RNA-Therapeutika in der Krebsimmuntherapie

Einleitung


Corona, eine Pandemie, von der man nicht glauben würde, dass sie uns vielleicht noch etwas Gutes bringt. Doch abgesehen von allen negativen Auswirkungen, welche Covid-19 auf unser aktuelles Leben hat, schafft es auch einen Lichtblick nach vorne, nämlich durch die mRNA Impfstoffe.

Seit Jahren werden sie getestet, seit über 20 Jahren wird sogar schon daran geforscht (Fey, 2020). Zum Einsatz kamen sie allerdings bisher noch nicht, beziehungsweise selten. Doch dies kann sich jetzt ändern. Beispielsweise durch den Impfstoff von Biontech gegen Covid-19 kann der mRNA Forschung endlich ein Durchbruch gelingen.

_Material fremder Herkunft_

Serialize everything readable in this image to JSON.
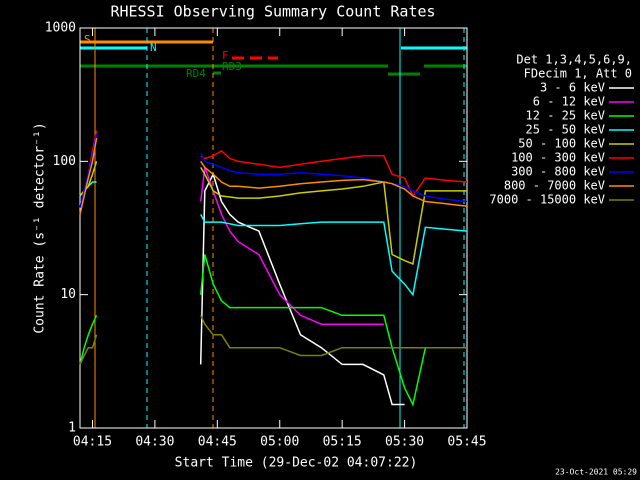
{
  "chart_data": {
    "type": "line",
    "title": "RHESSI Observing Summary Count Rates",
    "x_label": "Start Time (29-Dec-02 04:07:22)",
    "y_label": "Count Rate (s⁻¹ detector⁻¹)",
    "log_scale": true,
    "ylim": [
      1,
      1000
    ],
    "yticks": [
      1,
      10,
      100,
      1000
    ],
    "xlim": [
      "04:12",
      "05:45"
    ],
    "xticks": [
      "04:15",
      "04:30",
      "04:45",
      "05:00",
      "05:15",
      "05:30",
      "05:45"
    ],
    "legend_header": [
      "Det 1,3,4,5,6,9,",
      "FDecim 1, Att 0"
    ],
    "annotations": [
      "S",
      "N",
      "F",
      "RD3",
      "RD4"
    ],
    "footer": "23-Oct-2021 05:29",
    "x": [
      "04:12",
      "04:13",
      "04:14",
      "04:15",
      "04:16",
      "04:28",
      "04:41",
      "04:42",
      "04:44",
      "04:46",
      "04:48",
      "04:50",
      "04:55",
      "05:00",
      "05:05",
      "05:10",
      "05:15",
      "05:20",
      "05:25",
      "05:27",
      "05:30",
      "05:32",
      "05:35",
      "05:40",
      "05:45"
    ],
    "series": [
      {
        "name": "3 - 6 keV",
        "color": "#ffffff",
        "values": [
          null,
          null,
          null,
          null,
          null,
          null,
          3,
          60,
          80,
          50,
          40,
          35,
          30,
          12,
          5,
          4,
          3,
          3,
          2.5,
          1.5,
          1.5,
          null,
          null,
          null,
          null
        ]
      },
      {
        "name": "6 - 12 keV",
        "color": "#ff00ff",
        "values": [
          null,
          null,
          null,
          null,
          null,
          null,
          50,
          90,
          60,
          40,
          30,
          25,
          20,
          10,
          7,
          6,
          6,
          6,
          6,
          null,
          null,
          null,
          null,
          null,
          null
        ]
      },
      {
        "name": "12 - 25 keV",
        "color": "#00ff00",
        "values": [
          3,
          4,
          5,
          6,
          7,
          null,
          10,
          20,
          12,
          9,
          8,
          8,
          8,
          8,
          8,
          8,
          7,
          7,
          7,
          4,
          2,
          1.5,
          4,
          4,
          4
        ]
      },
      {
        "name": "25 - 50 keV",
        "color": "#00ffff",
        "values": [
          55,
          60,
          65,
          70,
          70,
          null,
          40,
          35,
          35,
          35,
          34,
          33,
          33,
          33,
          34,
          35,
          35,
          35,
          35,
          15,
          12,
          10,
          32,
          31,
          30
        ]
      },
      {
        "name": "50 - 100 keV",
        "color": "#cccc00",
        "values": [
          55,
          60,
          65,
          80,
          100,
          null,
          90,
          80,
          60,
          55,
          54,
          53,
          53,
          55,
          58,
          60,
          62,
          65,
          70,
          20,
          18,
          17,
          60,
          60,
          60
        ]
      },
      {
        "name": "100 - 300 keV",
        "color": "#ff0000",
        "values": [
          45,
          60,
          80,
          120,
          170,
          null,
          110,
          105,
          110,
          120,
          105,
          100,
          95,
          90,
          95,
          100,
          105,
          110,
          110,
          80,
          75,
          55,
          75,
          72,
          70
        ]
      },
      {
        "name": "300 - 800 keV",
        "color": "#0000ff",
        "values": [
          45,
          60,
          80,
          110,
          160,
          null,
          115,
          100,
          95,
          90,
          85,
          82,
          80,
          80,
          82,
          80,
          78,
          75,
          70,
          68,
          65,
          60,
          55,
          52,
          50
        ]
      },
      {
        "name": "800 - 7000 keV",
        "color": "#ff8c00",
        "values": [
          40,
          55,
          75,
          100,
          150,
          null,
          100,
          90,
          80,
          70,
          65,
          65,
          63,
          65,
          68,
          70,
          72,
          73,
          70,
          68,
          62,
          55,
          50,
          48,
          46
        ]
      },
      {
        "name": "7000 - 15000 keV",
        "color": "#808000",
        "values": [
          3,
          3.5,
          4,
          4,
          5,
          null,
          7,
          6,
          5,
          5,
          4,
          4,
          4,
          4,
          3.5,
          3.5,
          4,
          4,
          4,
          4,
          4,
          4,
          4,
          4,
          4
        ]
      }
    ]
  }
}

Comirnaty (BNT162b2, Biontech / Pfizer) ist das allererste Präparat, das je zugelassen wurde – bis jetzt mit einer Erfolgsquote von 95%. Damit liegt der Impfstoff an der Spitze der sich im Umlauf befindlichen Corona Impfstoffe.

Corona und mRNA Impfstoffe profitieren voneinander. Durch die aktuellen Corona mRNA Impfungen, die nun endlich auf dem Markt sind und geimpft werden, bekommen auch die mRNA Impfungen gegen Krebs viel mehr Anerkennung als je zuvor. Vielen Menschen war die Methode bisher unbekannt, doch vor allem in der Krebsforschung könnte sie in Zukunft von großer Bedeutung für uns sein. Einerseits hätten wir ohne die bereits vorhandene Forschung in der aktuellen Pandemie vermutlich nicht so schnell einen guten Impfstoff bekommen, andererseits profitieren wir aber auch in der onkologischen Forschung beziehungsweise den mRNA Therapien von der Aufmerksamkeit und den nun in diese Forschung fließenden Geldern (Verbeke et al, 2021).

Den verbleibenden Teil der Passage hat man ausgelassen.